Quiero compartir, movido por el anhelo de aliviar, aun en la medida de un átomo, la desesperanza que nos embarga a todos, mis reflexiones sobre la tragedia que la ha causado.

Antes, deseo transmitir mis condolencias a las familias a las que esta catástrofe ha sumido en la desventura, particularmente a aquellas a las que tengo el honor de conocer: a los Estrella Cruz y a los Grullón.

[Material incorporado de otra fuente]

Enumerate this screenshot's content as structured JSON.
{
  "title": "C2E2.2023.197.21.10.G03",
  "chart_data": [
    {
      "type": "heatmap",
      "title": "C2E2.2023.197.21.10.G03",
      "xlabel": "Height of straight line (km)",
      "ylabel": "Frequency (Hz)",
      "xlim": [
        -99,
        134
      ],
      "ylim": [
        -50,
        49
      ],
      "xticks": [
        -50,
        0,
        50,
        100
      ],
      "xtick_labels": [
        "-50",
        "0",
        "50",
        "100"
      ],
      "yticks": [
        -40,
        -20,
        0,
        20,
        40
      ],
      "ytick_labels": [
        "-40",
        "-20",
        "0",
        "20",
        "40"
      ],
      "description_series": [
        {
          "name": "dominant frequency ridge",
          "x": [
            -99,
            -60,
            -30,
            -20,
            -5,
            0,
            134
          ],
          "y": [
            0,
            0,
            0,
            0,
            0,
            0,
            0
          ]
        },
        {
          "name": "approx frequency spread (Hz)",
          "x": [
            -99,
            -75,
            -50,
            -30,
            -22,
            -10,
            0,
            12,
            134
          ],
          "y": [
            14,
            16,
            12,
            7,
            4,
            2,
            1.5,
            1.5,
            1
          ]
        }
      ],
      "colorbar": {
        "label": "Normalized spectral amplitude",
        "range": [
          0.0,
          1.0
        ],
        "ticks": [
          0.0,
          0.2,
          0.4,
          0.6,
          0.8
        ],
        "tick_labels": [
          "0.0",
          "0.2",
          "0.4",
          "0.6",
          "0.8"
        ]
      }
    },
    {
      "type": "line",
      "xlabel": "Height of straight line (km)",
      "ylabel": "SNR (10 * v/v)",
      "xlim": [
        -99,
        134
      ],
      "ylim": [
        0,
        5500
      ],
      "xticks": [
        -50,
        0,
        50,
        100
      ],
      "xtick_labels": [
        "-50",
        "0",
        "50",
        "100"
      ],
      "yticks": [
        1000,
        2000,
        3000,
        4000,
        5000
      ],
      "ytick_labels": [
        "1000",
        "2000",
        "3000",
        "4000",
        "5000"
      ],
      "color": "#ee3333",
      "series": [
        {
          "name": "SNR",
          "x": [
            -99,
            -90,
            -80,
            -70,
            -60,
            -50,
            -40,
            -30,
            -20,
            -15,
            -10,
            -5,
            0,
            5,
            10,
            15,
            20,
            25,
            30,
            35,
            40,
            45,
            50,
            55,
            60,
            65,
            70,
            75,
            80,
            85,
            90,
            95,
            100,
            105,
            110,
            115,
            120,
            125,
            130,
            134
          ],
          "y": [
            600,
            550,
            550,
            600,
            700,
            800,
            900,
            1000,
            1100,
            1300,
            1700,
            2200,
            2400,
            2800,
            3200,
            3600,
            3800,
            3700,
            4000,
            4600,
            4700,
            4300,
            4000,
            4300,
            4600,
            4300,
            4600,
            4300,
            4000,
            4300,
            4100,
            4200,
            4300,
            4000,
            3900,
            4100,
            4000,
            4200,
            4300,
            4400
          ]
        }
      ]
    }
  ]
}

No escribo bajo el influjo de la indignación, aunque es tan legítima como necesaria: legítima, porque es indecente permanecer indiferente ante la injusticia y el dolor ajeno; necesaria, porque sin ella es imposible hacer castigar a los posibles culpables y garantizar que un desastre como este no se volverá a repetir. Hablo de posibles culpables porque, a pesar de que han salido a relucir detalles que parecen indicar que tanto el propietario del negocio como los empleados públicos responsables de la inspección de edificios actuaron con una negligencia e indolencia inaceptables, la presunción de inocencia debe prevalecer siempre: solamente los tribunales competentes podrán determinar responsabilidades.

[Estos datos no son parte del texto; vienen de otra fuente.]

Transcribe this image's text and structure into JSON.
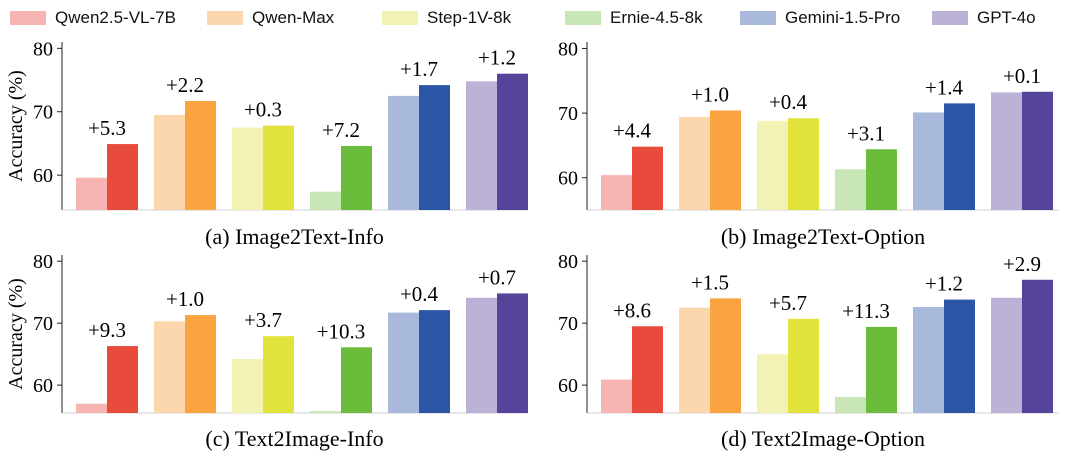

Dicho esto, es comprensible que la población, movida por la indignación a la que me he referido, alce su dedo acusador contra el dueño de la discoteca. Se trata, a mi entender, de manifestaciones espontáneas que no constituyen, como algunos de sus empleados han afirmado, una expresión de odio ni responden a un plan destinado a perjudicarlo. Por esta razón, resulta inaceptable que, desde sus estaciones de radio, se quiera amordazar el clamor popular. Es, además, un error, porque hacerlo contribuye a la percepción de que se busca evadir responsabilidades. Por otro lado, es inexcusable dar una respuesta planificada a un descontento espontáneo. Hacerlo es insultar el dolor de los dominicanos. Es el nuestro un pueblo enfermo de impunidad. Y todo intento, real o imaginado, de obtenerla, atizará una cólera más que justificada. Por tanto, el empresario radial y sus locutores están obligados a un mínimo de decoro. Es lo menos que pueden hacer.

En nuestro país, la justicia avanza lentamente. Podrían pasar años antes de que los familiares de las víctimas se vean favorecidas por el resarcimiento que exige su dolor. Entonces, si el empresario es culpable – y él sabe de sobra si lo es o no –, debe admitirlo de inmediato, evitándoles así tan cruel viacrucis, y actuar en consecuencia. Cumplir con la ley es solo una obligación. Si asume su posible responsabilidad forzado por una sentencia, quedaría demostrado que lo hace a regañadientes. El dolor de los que han sobrevivido a las víctimas amerita otra actitud. Creo que lo justo, lo honesto, lo humano sería que, por más difícil que fuera, diera la cara, escuchara con humildad sus lamentos e incluso sus enconos, y, sobre todo satisficiera sus reclamos, fueran de la naturaleza que fueran, sin detrimento de la decisión de los tribunales. Alargar su duelo sería un acto de crueldad.

El propietario ha declarado estar apesadumbrado. Sin embargo, hasta el momento, tal pesadumbre no se ha materializado en ninguna acción. La percepción de que sus declaraciones no fueron más que una operación de comunicación no es infundada. La inacción y el silencio posteriores no presagian nada alentador. Al enderezar de inmediato los entuertos que pudiera haber causado, contribuiría a aligerar el duelo y el daño moral que habría ocasionado. Y si tales razones le fuesen insuficientes para actuar de esta guisa, debería hacerlo por él mismo y por su familia. Porque de no hacerlo, se pasearía el resto de su vida, para su desasosiego y el de los suyos, con la vergonzosa marca de Caín – o la ignominiosa chapeta de piel de cerdo de los Carroupos – en medio de la frente.

Tiene este señor la dicha de poseer una gran fortuna, pero la misma es insignificante ante una fortuna mayor: la paz de su propia conciencia. Lo invito, pues, a reflexionar sobre este versículo del Evangelio según san Mateo: ¿De qué le sirve a un hombre ganar el mundo si pierde su alma?